16. The apparatus of claim 15, further comprising:

means for setting a length field in the second message to a value representing the length of data included in the first message.

17. The apparatus of claim 15, wherein the first short message is a GSM SMS message and the second short message is a CDMA SMS message.

18. A method in a wireless communication system for processing a received short message, comprising:

means for obtaining a value in a first field in the received short message;

means for determining whether the received short message comprises an encapsulated message based on a value obtained from the first field;

if the received short message comprises an encapsulated message, means for obtaining a value representing a data coding scheme used for the encapsulated message from a second field of the received short message, an

Means for processing data within the received short message based on the data encoding scheme if the received short message comprises an encapsulated message.

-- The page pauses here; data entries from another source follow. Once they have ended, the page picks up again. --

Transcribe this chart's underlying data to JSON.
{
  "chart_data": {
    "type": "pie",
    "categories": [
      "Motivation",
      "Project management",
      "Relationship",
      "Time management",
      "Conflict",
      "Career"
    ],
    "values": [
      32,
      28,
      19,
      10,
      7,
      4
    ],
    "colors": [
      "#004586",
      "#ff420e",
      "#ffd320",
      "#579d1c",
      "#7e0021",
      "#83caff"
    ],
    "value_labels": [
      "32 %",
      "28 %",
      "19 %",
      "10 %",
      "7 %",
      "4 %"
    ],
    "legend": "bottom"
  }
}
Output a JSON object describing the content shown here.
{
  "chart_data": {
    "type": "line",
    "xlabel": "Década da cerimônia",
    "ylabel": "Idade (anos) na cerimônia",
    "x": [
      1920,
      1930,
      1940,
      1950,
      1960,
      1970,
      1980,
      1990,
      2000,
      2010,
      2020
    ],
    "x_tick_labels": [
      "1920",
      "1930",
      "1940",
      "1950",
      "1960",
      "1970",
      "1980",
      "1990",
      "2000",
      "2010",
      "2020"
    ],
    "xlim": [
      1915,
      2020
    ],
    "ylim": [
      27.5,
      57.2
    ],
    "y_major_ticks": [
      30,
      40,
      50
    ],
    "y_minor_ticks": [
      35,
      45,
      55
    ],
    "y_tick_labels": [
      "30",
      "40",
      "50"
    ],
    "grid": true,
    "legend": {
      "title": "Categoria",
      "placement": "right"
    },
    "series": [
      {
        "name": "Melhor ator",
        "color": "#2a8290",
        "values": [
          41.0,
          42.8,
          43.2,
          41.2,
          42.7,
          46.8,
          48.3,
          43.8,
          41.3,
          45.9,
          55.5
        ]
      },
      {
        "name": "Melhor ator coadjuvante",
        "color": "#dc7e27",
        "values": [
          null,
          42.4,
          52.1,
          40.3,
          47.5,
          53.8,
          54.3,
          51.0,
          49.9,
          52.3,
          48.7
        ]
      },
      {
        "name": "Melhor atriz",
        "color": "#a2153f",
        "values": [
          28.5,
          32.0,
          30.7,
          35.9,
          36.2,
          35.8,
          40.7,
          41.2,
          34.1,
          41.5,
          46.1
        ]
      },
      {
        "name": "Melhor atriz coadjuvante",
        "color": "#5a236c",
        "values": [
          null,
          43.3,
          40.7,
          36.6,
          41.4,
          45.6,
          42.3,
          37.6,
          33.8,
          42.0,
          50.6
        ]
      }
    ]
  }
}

19. The apparatus of claim 18, further comprising:

means for decompressing the data in the received short message if the data encoding scheme indicates that the data has been compressed.

20. The apparatus of claim 18, further comprising:

means for processing data within the received short message based on the value obtained from the first field if the received short message does not comprise an encapsulated message.

21. The apparatus of claim 18, wherein the received short message is a cdma SMS message and the encapsulated message is a GSM SMS message.